You can also consolidate measures and formulas by adding them to, or subtracting from, the parent.

To specify a column to be a measures dimension, in the column header, you enter the name of the measures dimension and then append the keyword [measure]. For example, you can specify the Units and Fixed Costs columns as measures dimensions by using this syntax: Units[measure] and Fixed Costs[measure].

The transformation process creates this hierarchy, with Units, Discounts, Fixed Costs, Variable Costs, and Revenue as measures:

Time
   Year
      Quarter
         Month
Regions
   Region
      Area
         Country
...
Product
   Brand
...
Units
Discounts
Fixed Costs
Variable Costs
Revenue

You can create a measure generation hierarchy ( parent.child[measure] hierarchy), in a similar way that you create regular dimension generations.

For example, to create a measure hierarchy, you enter Measures.profit[measure], profit.cost[measure] and cost.price[measure], which produces the following hierarchy:

Measures
      profit
            cost
                price

To create measures dimensions from formulas, in the column header, you enter the name of the measures dimension and then append the formula syntax in brackets [ ]. Within the brackets, start the formula with an equal sign (=) and end the formula with a semicolon (;). The arguments in the formula correspond to column names or cell coordinates, which must be enclosed in quotes. You can use Essbase calculation functions and commands in the formula.

Assume that you have an Excel file named Spend_Formulas.xlsx with tabular data on the SpendHistory worksheet, which has many columns. For example, there are dimensions named Year (column A) and Quarter (column B), and measures dimensions named Spend (column J) and Addressable Spend (column K). These columns have data. Then there are column headers that use formulas to create a measures dimensions. These columns do not have data. For example, to create the Total Spend dimension, the header in column O uses this Essbase formula: Measure.Total Spend[="Addressable Spend" + "Non-Addressable Spend";]. To create the AddSpendPercent dimension, the header in column P uses this Essbase formula: Measure.AddSpendPercent[="Addressable Spend"/"Total Spend";].
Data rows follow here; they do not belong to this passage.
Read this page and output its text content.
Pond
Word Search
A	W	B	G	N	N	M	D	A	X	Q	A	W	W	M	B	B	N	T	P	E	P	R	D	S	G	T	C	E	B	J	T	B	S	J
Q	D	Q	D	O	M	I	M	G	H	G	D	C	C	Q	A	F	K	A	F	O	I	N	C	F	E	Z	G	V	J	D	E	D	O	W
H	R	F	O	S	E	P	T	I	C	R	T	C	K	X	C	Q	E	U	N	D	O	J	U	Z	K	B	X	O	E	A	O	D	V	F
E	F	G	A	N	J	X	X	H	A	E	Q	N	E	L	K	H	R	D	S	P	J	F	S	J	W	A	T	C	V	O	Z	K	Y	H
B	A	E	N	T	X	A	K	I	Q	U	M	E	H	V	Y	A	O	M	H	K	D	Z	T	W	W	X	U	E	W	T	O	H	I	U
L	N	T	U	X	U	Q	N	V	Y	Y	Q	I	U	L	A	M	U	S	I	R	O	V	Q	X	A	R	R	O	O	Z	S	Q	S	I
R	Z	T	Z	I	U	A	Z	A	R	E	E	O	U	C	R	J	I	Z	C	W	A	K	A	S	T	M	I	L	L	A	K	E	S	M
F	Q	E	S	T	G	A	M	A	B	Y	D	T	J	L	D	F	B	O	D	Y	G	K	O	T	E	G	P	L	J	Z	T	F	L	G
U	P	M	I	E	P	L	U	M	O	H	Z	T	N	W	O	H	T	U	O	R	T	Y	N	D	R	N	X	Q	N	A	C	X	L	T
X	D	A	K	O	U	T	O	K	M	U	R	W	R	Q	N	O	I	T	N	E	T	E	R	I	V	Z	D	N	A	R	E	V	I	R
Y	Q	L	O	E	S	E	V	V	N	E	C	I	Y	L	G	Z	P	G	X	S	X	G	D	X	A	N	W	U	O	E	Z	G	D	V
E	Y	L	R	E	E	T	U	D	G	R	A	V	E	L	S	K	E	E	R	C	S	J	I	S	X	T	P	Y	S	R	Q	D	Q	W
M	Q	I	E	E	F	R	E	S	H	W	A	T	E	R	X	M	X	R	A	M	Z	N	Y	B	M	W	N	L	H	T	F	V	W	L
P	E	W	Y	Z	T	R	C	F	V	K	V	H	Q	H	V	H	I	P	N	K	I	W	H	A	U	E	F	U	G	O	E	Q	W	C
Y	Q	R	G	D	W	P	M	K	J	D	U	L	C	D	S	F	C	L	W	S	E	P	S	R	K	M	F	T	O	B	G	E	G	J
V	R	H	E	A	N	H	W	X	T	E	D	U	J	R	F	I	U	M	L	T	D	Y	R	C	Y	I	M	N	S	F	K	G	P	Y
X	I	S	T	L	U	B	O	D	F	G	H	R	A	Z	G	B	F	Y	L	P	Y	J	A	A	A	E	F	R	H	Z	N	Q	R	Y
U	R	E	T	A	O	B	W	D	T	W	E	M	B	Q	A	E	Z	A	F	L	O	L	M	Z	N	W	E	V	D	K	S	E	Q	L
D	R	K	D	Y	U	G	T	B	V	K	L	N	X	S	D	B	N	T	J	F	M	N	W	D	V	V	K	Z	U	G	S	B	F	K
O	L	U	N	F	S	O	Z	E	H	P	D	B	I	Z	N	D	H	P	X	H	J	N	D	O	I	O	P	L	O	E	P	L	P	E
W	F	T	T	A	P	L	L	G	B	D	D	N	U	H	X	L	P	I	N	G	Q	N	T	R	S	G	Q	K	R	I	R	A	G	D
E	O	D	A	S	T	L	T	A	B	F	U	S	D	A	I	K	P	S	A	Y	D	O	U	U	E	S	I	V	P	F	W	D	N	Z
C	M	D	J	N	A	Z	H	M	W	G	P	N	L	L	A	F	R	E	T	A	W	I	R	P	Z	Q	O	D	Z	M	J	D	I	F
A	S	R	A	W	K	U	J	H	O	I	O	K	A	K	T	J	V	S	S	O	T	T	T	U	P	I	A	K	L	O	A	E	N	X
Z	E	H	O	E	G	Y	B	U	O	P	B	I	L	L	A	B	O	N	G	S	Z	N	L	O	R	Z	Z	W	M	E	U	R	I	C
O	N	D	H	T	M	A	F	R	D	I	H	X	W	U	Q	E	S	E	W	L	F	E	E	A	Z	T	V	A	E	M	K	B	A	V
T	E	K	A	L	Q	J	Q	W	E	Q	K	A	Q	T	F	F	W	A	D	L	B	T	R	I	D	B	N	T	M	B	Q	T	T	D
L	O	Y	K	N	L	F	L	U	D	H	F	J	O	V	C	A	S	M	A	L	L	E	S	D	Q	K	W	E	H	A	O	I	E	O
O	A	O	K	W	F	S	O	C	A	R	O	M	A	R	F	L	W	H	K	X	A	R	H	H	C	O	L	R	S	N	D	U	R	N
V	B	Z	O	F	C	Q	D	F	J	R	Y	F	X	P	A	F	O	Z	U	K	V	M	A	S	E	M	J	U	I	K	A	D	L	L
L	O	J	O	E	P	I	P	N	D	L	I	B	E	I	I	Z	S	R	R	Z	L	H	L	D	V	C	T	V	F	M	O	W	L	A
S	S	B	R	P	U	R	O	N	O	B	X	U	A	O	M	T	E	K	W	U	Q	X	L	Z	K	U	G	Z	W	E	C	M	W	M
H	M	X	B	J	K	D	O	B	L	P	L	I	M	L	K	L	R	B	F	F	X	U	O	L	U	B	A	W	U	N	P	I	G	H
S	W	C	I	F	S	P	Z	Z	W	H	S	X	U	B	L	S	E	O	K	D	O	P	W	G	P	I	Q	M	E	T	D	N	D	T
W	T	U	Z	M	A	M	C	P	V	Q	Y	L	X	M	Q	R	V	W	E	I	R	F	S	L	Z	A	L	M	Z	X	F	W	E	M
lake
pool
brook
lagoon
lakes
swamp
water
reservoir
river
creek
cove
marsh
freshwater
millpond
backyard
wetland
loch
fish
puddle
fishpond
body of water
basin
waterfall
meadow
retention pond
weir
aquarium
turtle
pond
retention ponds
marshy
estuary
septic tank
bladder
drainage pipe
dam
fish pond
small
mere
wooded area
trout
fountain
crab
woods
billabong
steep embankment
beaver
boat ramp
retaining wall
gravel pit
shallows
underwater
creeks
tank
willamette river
The transformation process creates this hierarchy:


Image of tabular data transformation preview.

The transformation process can also identify measures dimensions when a dimension name is duplicated. Assume that you have a column header that uses this formula, Meas.profit[="a1"-"b1";], which creates the Meas dimension. If, in another column header, you use the Meas dimension name as the top parent, such as Meas.Sales, the Sales dimension is also considered a measures dimension.